Figure 2Aligning genome maps for SNP, DArTseq and/or GBS markers with IWGSC RefSeq 1.0 using PRETZEL https://plantinformatics.io. The right most map provides the location of a QTL for the emergence of additional seminal roots (midpoint = 26.6 cM; Golan et al., 2018) from a Svevo x Zavitan map based on a 90K SNP chip. The second map (from the right) is the durum genome sequence for 1B, available at the URGI with the SNPs annotations included.
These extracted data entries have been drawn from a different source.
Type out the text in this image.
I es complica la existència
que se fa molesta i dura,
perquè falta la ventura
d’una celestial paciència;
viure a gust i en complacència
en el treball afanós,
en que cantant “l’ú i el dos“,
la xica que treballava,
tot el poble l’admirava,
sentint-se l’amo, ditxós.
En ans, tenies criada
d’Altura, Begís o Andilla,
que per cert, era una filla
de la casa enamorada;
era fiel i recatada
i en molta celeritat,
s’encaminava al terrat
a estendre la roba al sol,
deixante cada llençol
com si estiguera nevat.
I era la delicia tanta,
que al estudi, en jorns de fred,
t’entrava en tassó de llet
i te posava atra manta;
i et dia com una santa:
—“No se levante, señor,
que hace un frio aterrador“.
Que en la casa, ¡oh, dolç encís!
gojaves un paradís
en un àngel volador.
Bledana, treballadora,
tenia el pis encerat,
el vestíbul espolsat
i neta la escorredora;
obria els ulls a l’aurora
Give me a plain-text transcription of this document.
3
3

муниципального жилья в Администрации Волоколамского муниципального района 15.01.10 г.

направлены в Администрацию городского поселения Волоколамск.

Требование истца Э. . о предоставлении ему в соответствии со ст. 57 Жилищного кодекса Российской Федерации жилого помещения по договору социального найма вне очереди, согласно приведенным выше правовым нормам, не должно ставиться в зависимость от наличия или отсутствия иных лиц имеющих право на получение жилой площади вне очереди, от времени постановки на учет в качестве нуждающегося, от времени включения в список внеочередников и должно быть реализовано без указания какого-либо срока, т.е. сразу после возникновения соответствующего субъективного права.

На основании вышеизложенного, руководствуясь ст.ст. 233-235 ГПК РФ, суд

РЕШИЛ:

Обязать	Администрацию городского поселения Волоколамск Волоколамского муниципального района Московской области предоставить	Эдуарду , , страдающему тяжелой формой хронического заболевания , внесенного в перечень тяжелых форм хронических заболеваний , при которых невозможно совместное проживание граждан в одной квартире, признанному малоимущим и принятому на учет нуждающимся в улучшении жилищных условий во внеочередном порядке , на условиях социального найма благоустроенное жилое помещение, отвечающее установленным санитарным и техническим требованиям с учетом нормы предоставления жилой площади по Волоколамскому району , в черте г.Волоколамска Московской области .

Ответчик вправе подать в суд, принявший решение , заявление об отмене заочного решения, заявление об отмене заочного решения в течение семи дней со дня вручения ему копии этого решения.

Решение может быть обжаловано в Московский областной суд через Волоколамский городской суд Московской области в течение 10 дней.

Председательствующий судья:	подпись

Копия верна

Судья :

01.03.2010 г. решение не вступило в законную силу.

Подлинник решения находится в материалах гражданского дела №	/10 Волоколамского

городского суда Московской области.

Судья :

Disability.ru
The second map from the left is the IWGSC RefSeq 1.0 with the HC ver1.1 gene annotation, the 90k SNP annotation, the LC ver1.1 gene annotations and the SSR annotations included. The left most map is the genome sequence for the 1RS.1BL sequence from wheat cv Aikan58 (Ru et al., 2020) with three sources of gene annotations included. The red dots identify the gene models predicted to be located in the QTL identified in the Svevo x Zavitan QTL.